Hello and welcome!  I am a PhD candidate in the department of political science at UNC-Chapel Hill, with a focus on authoritarian elections, hybrid regimes, and electoral manipulation. My primary subfield is comparative politics, and my secondary field is international relations. I use multiple tools in my research, including statistical analysis, methods for causal inference (such as statistical matching and regression-discontinuity designs), field interviews, and survey-experimental research. My work has been published in Electoral Studies and Democratization; a Russia-focused paper drawn from my dissertation is forthcoming at Europe-Asia Studies, while a fourth project is in the revise-and-resubmit phase. In 2016, I was selected to join UNC’s Royster Society of Fellows, a competitive, interdisciplinary program which honors a small number of graduate students for the significance of their dissertation research.

Dissertation summary

The most common form of authoritarianism in the modern world is authoritarianism with elections.  Elections in these hybrid, or electoral authoritarian, regimes have been shown to have a variety of stabilizing effects for incumbents, even as organized opposition contestation poses some risks.  My research investigates how authoritarian leaders attempt to manage these risks through electoral manipulation.  In particular, my dissertation addresses two interrelated questions: why are some elections manipulated more severely than others, and why do the techniques used to tamper with elections vary across space and over time?

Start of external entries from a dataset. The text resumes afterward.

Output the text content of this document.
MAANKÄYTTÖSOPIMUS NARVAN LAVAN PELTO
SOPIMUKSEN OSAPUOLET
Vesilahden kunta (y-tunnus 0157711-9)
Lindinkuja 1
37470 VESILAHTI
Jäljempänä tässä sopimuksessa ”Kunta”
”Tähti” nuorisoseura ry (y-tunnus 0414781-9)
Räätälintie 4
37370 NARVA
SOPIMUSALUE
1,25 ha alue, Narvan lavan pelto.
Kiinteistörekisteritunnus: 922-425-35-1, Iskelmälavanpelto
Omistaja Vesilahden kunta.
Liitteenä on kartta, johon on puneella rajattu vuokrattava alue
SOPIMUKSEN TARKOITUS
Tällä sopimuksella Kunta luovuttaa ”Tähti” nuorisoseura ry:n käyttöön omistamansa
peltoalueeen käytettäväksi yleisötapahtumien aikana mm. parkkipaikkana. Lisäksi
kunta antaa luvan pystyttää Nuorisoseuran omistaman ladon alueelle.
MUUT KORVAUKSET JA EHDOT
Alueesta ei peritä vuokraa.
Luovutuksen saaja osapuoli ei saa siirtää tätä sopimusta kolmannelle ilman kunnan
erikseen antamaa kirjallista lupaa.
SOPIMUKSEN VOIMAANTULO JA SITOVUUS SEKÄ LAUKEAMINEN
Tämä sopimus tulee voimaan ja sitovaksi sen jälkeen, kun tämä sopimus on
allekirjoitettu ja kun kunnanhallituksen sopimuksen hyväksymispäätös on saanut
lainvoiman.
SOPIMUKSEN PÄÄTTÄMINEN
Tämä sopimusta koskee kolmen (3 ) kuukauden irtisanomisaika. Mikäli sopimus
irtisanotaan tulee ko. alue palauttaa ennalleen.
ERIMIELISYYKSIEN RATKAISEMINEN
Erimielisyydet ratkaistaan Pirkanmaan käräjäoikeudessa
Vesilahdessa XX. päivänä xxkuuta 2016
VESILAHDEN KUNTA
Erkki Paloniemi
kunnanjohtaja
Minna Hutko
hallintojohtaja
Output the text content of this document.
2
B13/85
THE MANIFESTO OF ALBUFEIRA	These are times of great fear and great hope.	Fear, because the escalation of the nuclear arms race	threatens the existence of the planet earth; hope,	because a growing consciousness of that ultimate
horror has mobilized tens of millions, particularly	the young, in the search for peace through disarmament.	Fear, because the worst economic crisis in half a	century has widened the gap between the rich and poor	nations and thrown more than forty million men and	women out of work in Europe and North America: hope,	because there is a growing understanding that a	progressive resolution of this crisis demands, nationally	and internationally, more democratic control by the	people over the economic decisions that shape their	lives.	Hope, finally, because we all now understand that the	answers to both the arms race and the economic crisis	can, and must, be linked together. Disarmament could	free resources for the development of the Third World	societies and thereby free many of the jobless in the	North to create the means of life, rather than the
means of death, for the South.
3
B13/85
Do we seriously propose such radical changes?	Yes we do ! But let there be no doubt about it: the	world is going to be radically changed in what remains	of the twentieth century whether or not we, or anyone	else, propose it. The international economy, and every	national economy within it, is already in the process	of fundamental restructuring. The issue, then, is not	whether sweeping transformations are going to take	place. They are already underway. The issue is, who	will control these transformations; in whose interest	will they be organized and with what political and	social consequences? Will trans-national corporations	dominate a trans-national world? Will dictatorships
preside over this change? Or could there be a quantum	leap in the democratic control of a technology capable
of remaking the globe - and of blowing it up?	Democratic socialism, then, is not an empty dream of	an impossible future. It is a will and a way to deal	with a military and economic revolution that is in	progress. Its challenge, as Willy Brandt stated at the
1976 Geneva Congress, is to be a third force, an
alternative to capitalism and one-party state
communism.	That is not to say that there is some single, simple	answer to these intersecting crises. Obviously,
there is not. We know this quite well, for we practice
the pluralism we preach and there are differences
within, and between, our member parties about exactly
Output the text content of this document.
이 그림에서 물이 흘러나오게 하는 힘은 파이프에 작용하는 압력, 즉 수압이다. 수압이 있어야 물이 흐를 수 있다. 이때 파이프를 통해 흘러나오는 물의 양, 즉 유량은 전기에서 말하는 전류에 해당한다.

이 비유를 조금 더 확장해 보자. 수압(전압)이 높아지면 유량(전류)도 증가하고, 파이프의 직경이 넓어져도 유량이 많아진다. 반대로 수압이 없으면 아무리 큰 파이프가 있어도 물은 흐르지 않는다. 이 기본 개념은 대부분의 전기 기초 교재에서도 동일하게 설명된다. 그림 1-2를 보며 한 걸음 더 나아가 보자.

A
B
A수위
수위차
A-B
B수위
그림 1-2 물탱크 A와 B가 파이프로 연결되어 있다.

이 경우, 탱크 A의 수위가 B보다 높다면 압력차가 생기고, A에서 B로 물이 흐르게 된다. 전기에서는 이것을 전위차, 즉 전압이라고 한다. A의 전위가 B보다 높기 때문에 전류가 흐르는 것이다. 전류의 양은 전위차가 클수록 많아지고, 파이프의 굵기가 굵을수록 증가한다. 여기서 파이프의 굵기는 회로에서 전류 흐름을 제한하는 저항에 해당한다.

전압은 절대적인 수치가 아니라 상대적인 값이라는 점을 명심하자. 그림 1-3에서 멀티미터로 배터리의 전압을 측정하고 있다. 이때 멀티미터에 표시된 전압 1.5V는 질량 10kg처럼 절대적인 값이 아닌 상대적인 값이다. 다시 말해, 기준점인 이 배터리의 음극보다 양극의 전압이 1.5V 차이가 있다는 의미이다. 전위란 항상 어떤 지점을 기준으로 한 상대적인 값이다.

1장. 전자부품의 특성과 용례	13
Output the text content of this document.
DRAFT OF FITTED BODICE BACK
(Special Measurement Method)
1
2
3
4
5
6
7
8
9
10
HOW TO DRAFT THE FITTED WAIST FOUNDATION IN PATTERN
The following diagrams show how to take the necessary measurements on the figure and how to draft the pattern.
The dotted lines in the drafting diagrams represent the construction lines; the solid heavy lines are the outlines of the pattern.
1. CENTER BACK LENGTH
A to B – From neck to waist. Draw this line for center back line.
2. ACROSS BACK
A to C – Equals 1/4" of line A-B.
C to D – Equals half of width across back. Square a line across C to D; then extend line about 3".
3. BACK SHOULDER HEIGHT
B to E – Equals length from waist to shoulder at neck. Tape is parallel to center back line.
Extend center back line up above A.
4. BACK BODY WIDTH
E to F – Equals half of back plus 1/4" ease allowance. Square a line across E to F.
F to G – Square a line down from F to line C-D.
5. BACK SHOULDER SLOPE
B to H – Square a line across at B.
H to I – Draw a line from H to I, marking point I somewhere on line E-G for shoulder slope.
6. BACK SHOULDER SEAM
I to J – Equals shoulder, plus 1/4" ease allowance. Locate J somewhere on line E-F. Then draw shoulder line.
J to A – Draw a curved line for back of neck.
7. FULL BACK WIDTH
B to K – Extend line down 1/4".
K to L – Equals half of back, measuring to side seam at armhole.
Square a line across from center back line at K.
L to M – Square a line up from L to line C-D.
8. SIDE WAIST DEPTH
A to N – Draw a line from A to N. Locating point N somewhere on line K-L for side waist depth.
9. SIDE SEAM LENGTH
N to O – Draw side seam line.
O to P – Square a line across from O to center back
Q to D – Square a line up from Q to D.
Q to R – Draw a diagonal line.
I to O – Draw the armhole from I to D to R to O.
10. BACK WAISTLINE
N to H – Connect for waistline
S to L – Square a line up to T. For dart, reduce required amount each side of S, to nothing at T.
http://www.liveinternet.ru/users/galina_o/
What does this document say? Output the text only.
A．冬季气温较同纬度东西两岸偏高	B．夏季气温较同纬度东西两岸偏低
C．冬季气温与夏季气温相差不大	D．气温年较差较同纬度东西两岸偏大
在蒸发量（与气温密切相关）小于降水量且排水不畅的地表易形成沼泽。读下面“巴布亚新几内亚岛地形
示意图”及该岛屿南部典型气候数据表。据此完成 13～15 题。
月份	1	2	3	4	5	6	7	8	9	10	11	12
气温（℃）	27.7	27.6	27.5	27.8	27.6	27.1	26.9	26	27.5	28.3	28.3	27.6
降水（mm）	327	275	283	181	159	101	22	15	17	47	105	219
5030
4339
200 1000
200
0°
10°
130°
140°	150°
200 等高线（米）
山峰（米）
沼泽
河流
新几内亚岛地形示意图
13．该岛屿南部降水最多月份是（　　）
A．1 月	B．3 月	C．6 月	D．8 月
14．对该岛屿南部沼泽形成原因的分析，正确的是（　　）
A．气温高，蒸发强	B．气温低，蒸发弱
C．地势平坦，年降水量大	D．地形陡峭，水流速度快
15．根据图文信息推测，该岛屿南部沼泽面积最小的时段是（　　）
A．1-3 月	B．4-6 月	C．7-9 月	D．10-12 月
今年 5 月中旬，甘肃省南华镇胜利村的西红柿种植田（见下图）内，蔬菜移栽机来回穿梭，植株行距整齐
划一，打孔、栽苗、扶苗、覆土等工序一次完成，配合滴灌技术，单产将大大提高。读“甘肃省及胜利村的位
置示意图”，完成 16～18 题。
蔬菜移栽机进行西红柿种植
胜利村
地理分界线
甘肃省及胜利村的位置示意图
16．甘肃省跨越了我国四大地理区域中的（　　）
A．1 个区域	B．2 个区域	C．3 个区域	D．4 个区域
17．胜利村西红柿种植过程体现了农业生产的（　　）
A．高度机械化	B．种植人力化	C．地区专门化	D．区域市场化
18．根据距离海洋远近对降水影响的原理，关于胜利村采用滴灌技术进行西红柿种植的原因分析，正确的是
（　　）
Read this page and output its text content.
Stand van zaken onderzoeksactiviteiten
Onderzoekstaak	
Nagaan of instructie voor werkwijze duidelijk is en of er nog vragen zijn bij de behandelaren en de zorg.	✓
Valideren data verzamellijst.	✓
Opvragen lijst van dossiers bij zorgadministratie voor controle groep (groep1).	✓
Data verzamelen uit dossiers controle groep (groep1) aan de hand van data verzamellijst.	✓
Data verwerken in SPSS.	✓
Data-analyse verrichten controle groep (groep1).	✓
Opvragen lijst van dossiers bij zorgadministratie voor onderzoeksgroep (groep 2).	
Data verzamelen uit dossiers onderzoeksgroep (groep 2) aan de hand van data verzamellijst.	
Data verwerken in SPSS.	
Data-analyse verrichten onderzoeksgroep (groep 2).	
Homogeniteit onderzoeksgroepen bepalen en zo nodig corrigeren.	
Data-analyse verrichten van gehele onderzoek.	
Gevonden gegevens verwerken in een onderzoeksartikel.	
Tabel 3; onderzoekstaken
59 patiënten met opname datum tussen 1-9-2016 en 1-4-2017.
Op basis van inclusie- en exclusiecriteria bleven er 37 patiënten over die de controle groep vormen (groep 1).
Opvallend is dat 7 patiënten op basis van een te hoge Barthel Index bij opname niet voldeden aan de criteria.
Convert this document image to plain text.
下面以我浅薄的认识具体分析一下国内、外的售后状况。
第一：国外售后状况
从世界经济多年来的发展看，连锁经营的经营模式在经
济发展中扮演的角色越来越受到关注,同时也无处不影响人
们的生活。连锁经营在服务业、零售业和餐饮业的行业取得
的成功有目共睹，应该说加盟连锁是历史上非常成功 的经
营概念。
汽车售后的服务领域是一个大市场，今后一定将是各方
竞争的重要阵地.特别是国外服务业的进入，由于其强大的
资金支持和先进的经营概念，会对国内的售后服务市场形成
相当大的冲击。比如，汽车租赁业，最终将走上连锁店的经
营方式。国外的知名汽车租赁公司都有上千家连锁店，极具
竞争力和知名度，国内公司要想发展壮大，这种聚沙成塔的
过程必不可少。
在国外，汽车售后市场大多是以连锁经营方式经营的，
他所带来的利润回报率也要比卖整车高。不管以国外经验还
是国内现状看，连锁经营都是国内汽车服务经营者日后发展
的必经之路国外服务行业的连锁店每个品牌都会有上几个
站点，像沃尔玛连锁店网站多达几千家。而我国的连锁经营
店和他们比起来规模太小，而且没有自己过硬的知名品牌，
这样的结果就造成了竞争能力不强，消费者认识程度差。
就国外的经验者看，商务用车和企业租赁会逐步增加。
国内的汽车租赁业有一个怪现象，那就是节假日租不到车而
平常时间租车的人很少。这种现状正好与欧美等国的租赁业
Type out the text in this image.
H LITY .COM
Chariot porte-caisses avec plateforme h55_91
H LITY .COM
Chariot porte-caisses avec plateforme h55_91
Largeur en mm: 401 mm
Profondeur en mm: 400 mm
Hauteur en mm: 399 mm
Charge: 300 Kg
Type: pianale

To answer these questions, I investigate principal-agent dynamics between leaders who wish to influence the election result and the individuals who actually stuff the ballot boxes, buy the votes, or forge the results. These low-level actors who must bear the direct costs and risks of tampering with the election, while the direct benefits of manipulation accrue to the leader. I argue that this principal-agent relationship helps determine the severity and type of election manipulation that political leaders are able to generate.

In particular, I identify two factors that interact to shape the principal-agent relationship when it comes to electoral manipulation. First, the consolidation of patronage networks that link high-level political patrons with front-line agents affects agents’ incentive to engage in manipulation; agents are more likely to manipulate on behalf of a patron who controls a resource-rich, secure network of clients. Second, agents must evaluate the local risk of exposure and punishment for engaging in illegal forms of manipulation (including political and legal penalties). Features that affect these risks–including opposition party activity, civil society, and courts–I call local constraints. Where local constraints are high, agents are more willing to engage in harder-to-attribute forms of manipulation, like vote-buying or intimidation, than in tactics like falsification.

This theory has several implications for better understanding electoral manipulation. Most importantly, it suggests that an incumbent’s declining popularity alone will be insufficient to produce cleaner elections. Competitive elections can still lead to high levels of electoral manipulation if one candidate is able to maintain control over patronage resources. Manipulated elections that result in unexpectedly poor results for incumbents, which can provoke major protest, are more likely in cases where patronage networks themselves fragment and realign around competing patrons. Second, it emphasizes the importance of local opposition and civil-society activity in forcing incumbents away from cost-effective, but risky forms of manipulation like falsification, and toward costly techniques like vote-buying.

I test this theory using multiple methods. Election-forensic techniques use statistical analysis of precinct-level election results to look for non-random patterns in the data that can be indicative of manipulation. I employ multiple election-forensic tools to analyze election results in the subnational regions of Russia, Mexico, and Ukraine over time. I also conducted field interviews of election observers and administrators in Russia from September – December 2015, and conducted a survey experiment of public attitudes toward electoral manipulation in Russia in May 2016.

I passed my dissertation defense in January 2019, and will receive the PhD in May. I am currently working to revise the project as a book proposal in the coming year.